Unlike tempera painting, which consists of colored pigments mixed with binders in aqueous solution, egg, casein and animal glue, oil colors have linseed, poppy or walnut oil as binder. The oil colors are very bright and maintain great stability and durability over time: a feature that makes them particularly suitable for painting. Their long drying time allows the artist to draw the painting with the necessary calm; in particular, the painter can widely use the "technical glazes" without the color drying off during painting. Oil colors make it possible to greatly expand the color range and to achieve greater contrasts of brightness and distinct formal effects. In particular, the overlap of many thin layers of color allows the creation of prodigious light effects that enhance the brightness of the painting itself.

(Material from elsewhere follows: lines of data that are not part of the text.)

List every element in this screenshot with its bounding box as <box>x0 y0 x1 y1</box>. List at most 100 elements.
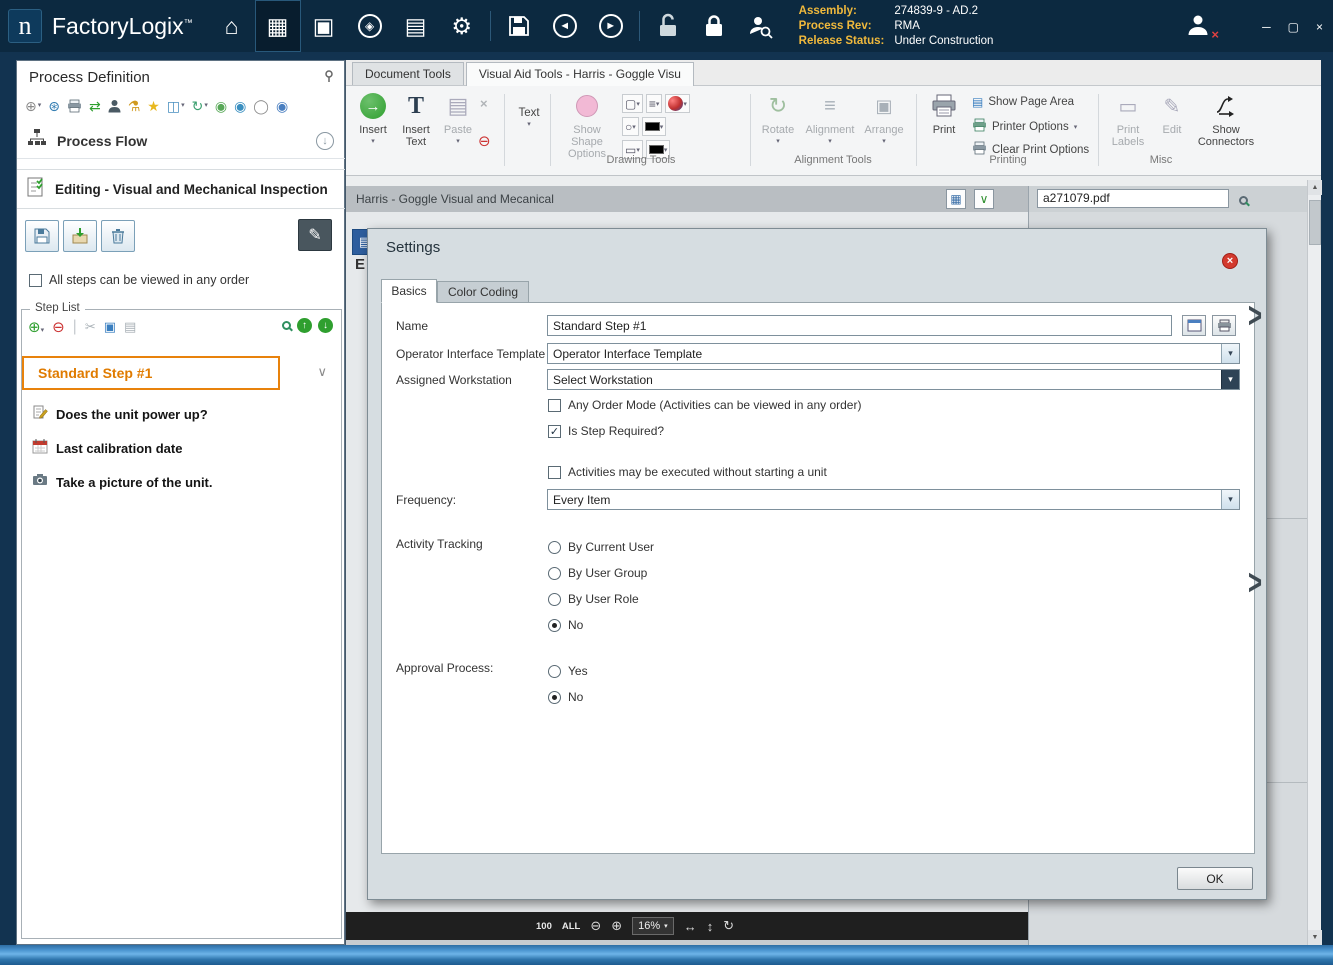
home-button[interactable]: ⌂ <box>209 0 255 52</box>
refresh-icon[interactable]: ↻ ▾ <box>192 98 208 114</box>
unlock-button[interactable] <box>645 0 691 52</box>
user-icon[interactable] <box>108 99 121 113</box>
workstation-dropdown[interactable]: Select Workstation ▾ <box>547 369 1240 390</box>
stop-icon[interactable]: ◯ <box>253 98 269 114</box>
paste-icon[interactable]: ▤ <box>124 319 136 335</box>
zoom-level-combo[interactable]: 16% ▾ <box>632 917 674 935</box>
ellipse-shape-button[interactable]: ○ ▾ <box>622 117 639 136</box>
pan-horizontal-icon[interactable]: ↔ <box>684 919 697 934</box>
back-button[interactable]: ◄ <box>542 0 588 52</box>
info-icon[interactable]: ◉ <box>276 98 288 114</box>
print-button[interactable]: Print <box>924 91 964 136</box>
name-print-button[interactable] <box>1212 315 1236 336</box>
by-user-role-radio[interactable] <box>548 592 561 606</box>
layers-icon[interactable]: ◫ ▾ <box>167 98 185 114</box>
process-flow-row[interactable]: Process Flow ↓ <box>17 123 346 159</box>
save-process-button[interactable] <box>25 220 59 252</box>
print-icon[interactable] <box>67 99 82 113</box>
line-style-button[interactable]: ≡ ▾ <box>645 94 663 113</box>
zoom-all-button[interactable]: ALL <box>562 921 580 932</box>
move-up-icon[interactable]: ↑ <box>297 318 312 333</box>
edit-button[interactable]: ✎ Edit <box>1154 91 1190 137</box>
copy-icon[interactable]: ▣ <box>104 319 116 335</box>
insert-button[interactable]: → Insert ▾ <box>354 91 392 145</box>
find-user-button[interactable] <box>737 0 783 52</box>
save-button[interactable] <box>496 0 542 52</box>
add-step-icon[interactable]: ⊕▾ <box>28 318 44 336</box>
frequency-dropdown[interactable]: Every Item ▾ <box>547 489 1240 510</box>
zoom-in-icon[interactable]: ⊕ <box>611 918 622 934</box>
printer-options-button[interactable]: Printer Options ▾ <box>972 118 1077 135</box>
find-step-icon[interactable] <box>282 321 291 330</box>
pan-vertical-icon[interactable]: ↕ <box>707 919 714 934</box>
next-page-chevron-icon[interactable]: > <box>1248 563 1262 605</box>
dialog-close-button[interactable]: × <box>1222 253 1238 269</box>
step-item[interactable]: Does the unit power up? <box>32 402 208 426</box>
step-expander-icon[interactable]: ∨ <box>317 364 327 380</box>
show-connectors-button[interactable]: Show Connectors <box>1194 91 1258 148</box>
approval-no-radio[interactable] <box>548 690 561 704</box>
paste-button[interactable]: ▤ Paste ▾ <box>440 91 476 145</box>
logout-user-button[interactable]: × <box>1185 12 1219 42</box>
step-item[interactable]: Last calibration date <box>32 436 182 460</box>
tracking-no-radio[interactable] <box>548 618 561 632</box>
delete-process-button[interactable] <box>101 220 135 252</box>
settings-button[interactable]: ⚙ <box>439 0 485 52</box>
layout-grid-button[interactable]: ▦ <box>946 189 966 209</box>
alignment-button[interactable]: ≡ Alignment ▾ <box>804 91 856 146</box>
rotate-view-icon[interactable]: ↻ <box>723 918 734 934</box>
zoom-100-button[interactable]: 100 <box>536 921 552 932</box>
forward-button[interactable]: ► <box>588 0 634 52</box>
approval-yes-radio[interactable] <box>548 664 561 678</box>
color-ball-button[interactable]: ▾ <box>665 94 690 113</box>
by-user-group-radio[interactable] <box>548 566 561 580</box>
tab-visual-aid-tools[interactable]: Visual Aid Tools - Harris - Goggle Visu <box>465 62 694 86</box>
arrange-button[interactable]: ▣ Arrange ▾ <box>860 91 908 146</box>
text-dropdown-button[interactable]: Text ▾ <box>512 104 546 128</box>
lock-button[interactable] <box>691 0 737 52</box>
rotate-button[interactable]: ↻ Rotate ▾ <box>758 91 798 145</box>
stroke-color-picker[interactable]: ▾ <box>641 117 667 136</box>
oit-dropdown[interactable]: Operator Interface Template ▾ <box>547 343 1240 364</box>
edit-process-button[interactable]: ✎ <box>298 219 332 251</box>
scroll-down-icon[interactable]: ▼ <box>1308 930 1322 945</box>
library-button[interactable]: ▤ <box>393 0 439 52</box>
star-icon[interactable]: ★ <box>147 98 160 114</box>
next-page-chevron-icon[interactable]: > <box>1248 296 1262 338</box>
close-button[interactable]: × <box>1316 20 1323 34</box>
collapse-icon[interactable]: ↓ <box>316 131 334 150</box>
delete-shape-icon[interactable]: × <box>480 96 488 111</box>
process-editor-button[interactable]: ▦ <box>254 0 301 52</box>
documents-button[interactable]: ▣ <box>301 0 347 52</box>
tab-color-coding[interactable]: Color Coding <box>437 281 529 303</box>
maximize-button[interactable]: ▢ <box>1288 20 1299 34</box>
import-process-button[interactable] <box>63 220 97 252</box>
tab-document-tools[interactable]: Document Tools <box>352 62 464 85</box>
scrollbar-thumb[interactable] <box>1309 200 1321 245</box>
ok-button[interactable]: OK <box>1177 867 1253 890</box>
web-link-icon[interactable]: ⊛ <box>48 98 60 114</box>
rectangle-shape-button[interactable]: ▢ ▾ <box>622 94 643 113</box>
by-current-user-radio[interactable] <box>548 540 561 554</box>
remove-step-icon[interactable]: ⊖ <box>52 318 65 336</box>
pin-icon[interactable] <box>322 69 336 88</box>
record-icon[interactable]: ◉ <box>215 98 227 114</box>
show-shape-options-button[interactable]: Show Shape Options <box>556 91 618 160</box>
activities-without-unit-checkbox[interactable] <box>548 465 561 479</box>
name-input[interactable] <box>547 315 1172 336</box>
move-down-icon[interactable]: ↓ <box>318 318 333 333</box>
transfer-icon[interactable]: ⇄ <box>89 98 101 114</box>
scroll-up-icon[interactable]: ▲ <box>1308 180 1322 195</box>
step-item-selected[interactable]: Standard Step #1 <box>22 356 280 390</box>
navigator-button[interactable]: ◈ <box>347 0 393 52</box>
zoom-out-icon[interactable]: ⊖ <box>590 918 601 934</box>
select-check-button[interactable]: ∨ <box>974 189 994 209</box>
globe-icon[interactable]: ◉ <box>234 98 246 114</box>
search-icon[interactable] <box>1239 192 1248 210</box>
name-localize-button[interactable] <box>1182 315 1206 336</box>
add-icon[interactable]: ⊕ ▾ <box>25 98 41 114</box>
show-page-area-button[interactable]: ▤ Show Page Area <box>972 95 1074 109</box>
tab-basics[interactable]: Basics <box>381 279 437 303</box>
any-order-checkbox[interactable] <box>29 273 42 287</box>
print-labels-button[interactable]: ▭ Print Labels <box>1106 91 1150 149</box>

The history of the discovery of oil colors remains a mystery, but it was, in any case, from the mid-fifteenth century that this pictorial technique experienced an extraordinary diffusion by quickly substituting tempera colors. The Flemish painters were masters in this pictorial technique and soon influenced European painting: Leonardo da Vinci made extensive use of it to obtain an absent brush stroke. The range of use of oil color is so wide that Vincent Van Gogh squeezed the color from the tube directly onto the canvas: the pictorial material thus acquired an autonomous formal body that contributed to make the painting "a context of signs animated by a feverish vitality".
In the fifteenth century the oil painting was spread on a wooden support, but from the sixteenth century the use of the canvas became generalized giving rise to an almost exclusive mode: the phrase "oil on canvas" indicates the vast majority of European figurative production that used this technique until the twentieth century. One quality of oil painting that cannot be imitated with other techniques is that of giving depth to paintings, of being able to define them not only as a chromatic system arranged on a plane, but also through an imprint of the gesture with which it is painted.
During the nineteenth century, fundamental importance had the discovery of new colors by chemical synthesis: cobalt blue, artificial ultramarine, cerulean blue, emerald green, all chromium-based colors, the most expensive colors with cadmium and white of zinc. Moreover, a new invention allows to better preserve the colors: the tubes made of metal replace the pig bladders. In the twentieth century oil remains the main material of painting for its ability to create a painting of thicknesses and can be considered a guiding technique in painting despite the discovery of new media such as acrylic painting and the preference that some artists have given to tempera . Only the watercolor has represented, with its more intimate character, an interesting alternative to oil painting.